“Every human being has the right to live; they have a right to rest, and to a certain amount of well-being. As a rich man is able to live in his palace surrounded by luxury and the greatest comfort, so should a poor man be able to have the necessaries of life. Nobody should die of hunger; everybody should have sufficient clothing; one man should not live in excess while another has no possible means of existence.”

Reference: `Abdu’l-Bahā, Paris Talks, pp. 131–132.

`Abdu’l-Bahā says:

“People are of different [social] classes. Some are extremely wealthy others extremely poor. One lives in a splendid palace whilst another doesn’t even have a hole [to live in]. One has all kinds of food on his table another doesn’t even have a single loaf of bread . . . thus the means of livelihood for people must be remedied.

“It is better that moderation be introduced. Moderation means a series of laws and systems must be put in place which prevent some people from unnecessary accumulation of wealth and [at the same time] provide the necessary needs of the public.”
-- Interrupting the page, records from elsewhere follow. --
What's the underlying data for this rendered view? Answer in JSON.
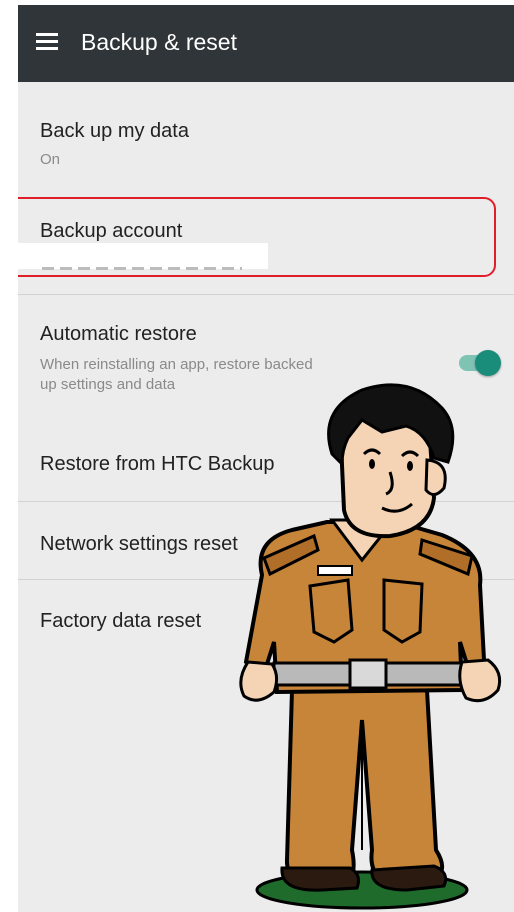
{
  "app_bar": {
    "title": "Backup & reset",
    "menu_icon": "hamburger-menu-icon"
  },
  "settings": {
    "back_up_my_data": {
      "title": "Back up my data",
      "value": "On"
    },
    "backup_account": {
      "title": "Backup account"
    },
    "automatic_restore": {
      "title": "Automatic restore",
      "description_line1": "When reinstalling an app, restore backed",
      "description_line2": "up settings and data",
      "toggle_on": true
    },
    "restore_from_htc": {
      "title": "Restore from HTC Backup"
    },
    "network_reset": {
      "title": "Network settings reset"
    },
    "factory_reset": {
      "title": "Factory data reset"
    }
  },
  "colors": {
    "app_bar": "#2f3538",
    "background": "#ececec",
    "highlight_border": "#e01e2a",
    "toggle_accent": "#1a8c7a",
    "uniform": "#c7853a",
    "grass": "#1f6b2c"
  }
}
“The wealthy must have mercy on the poor, but out of free will not by force. It is useless if force is used. There must not be force but a general law by which everyone will know their duty.”

Reference: `Abd al-Ḥamīd Ishrāq Khāwarī, Payām-i malakūt, p. 134, p. 142, p. 148.

Abdul Baha contradicts himself in above sayings. Firstly he speaks about different social classes, then he recommends to make a series of law and then finally he says it should be out of free will. If it is out of free will then what is the use of making a series of laws.